Grammatically, a. and c. are in the future perfect while b. and c. are in the future. In a. and c. the time — deadline or subsequent action — is more topical while in b. and d. it is having performed the action, though ideally, deadline and completion are coterminous. The choice rests, of course, with the speaker. A Google Books NGram shows about an equal distribution for sentences similar to a. and b.

c.) By the time he parks the car, the concert will have already started.
d.) You forgot/have forgotten to pick them up at the airport; they will have been waiting for hours now.

There is really no other way to express c. other than the future perfect, and since parking spots near concert or other entertainment venues are difficult to find, it is a frequently uttered sentence indeed.
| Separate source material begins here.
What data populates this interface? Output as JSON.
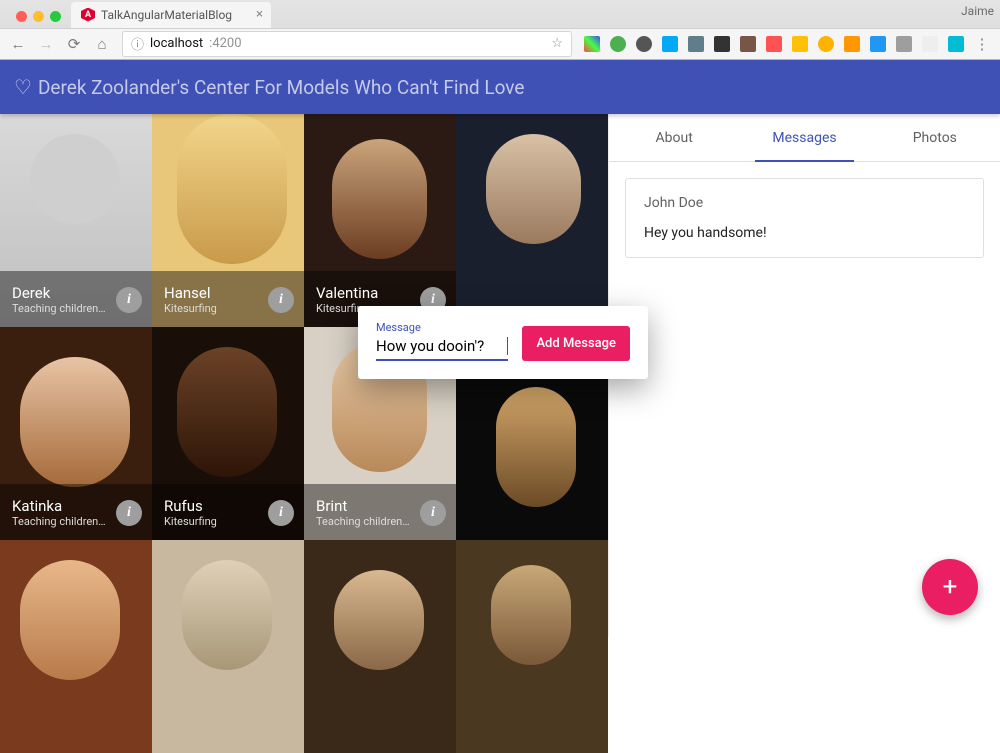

In d., however, the speaker’s “now” is the present and the act of waiting is not completed, but still ongoing: the classic example of a situation calling for the present perfect. Another way to express the same thought is:

e.) You forgot/have forgotten to pick them up at the airport. They’ve probably been waiting for hours now.

While in e. the speaker is reasonably certain they are still waiting, they may have given up and taken public transportation into town and whiled away the hours with a meal and drinks.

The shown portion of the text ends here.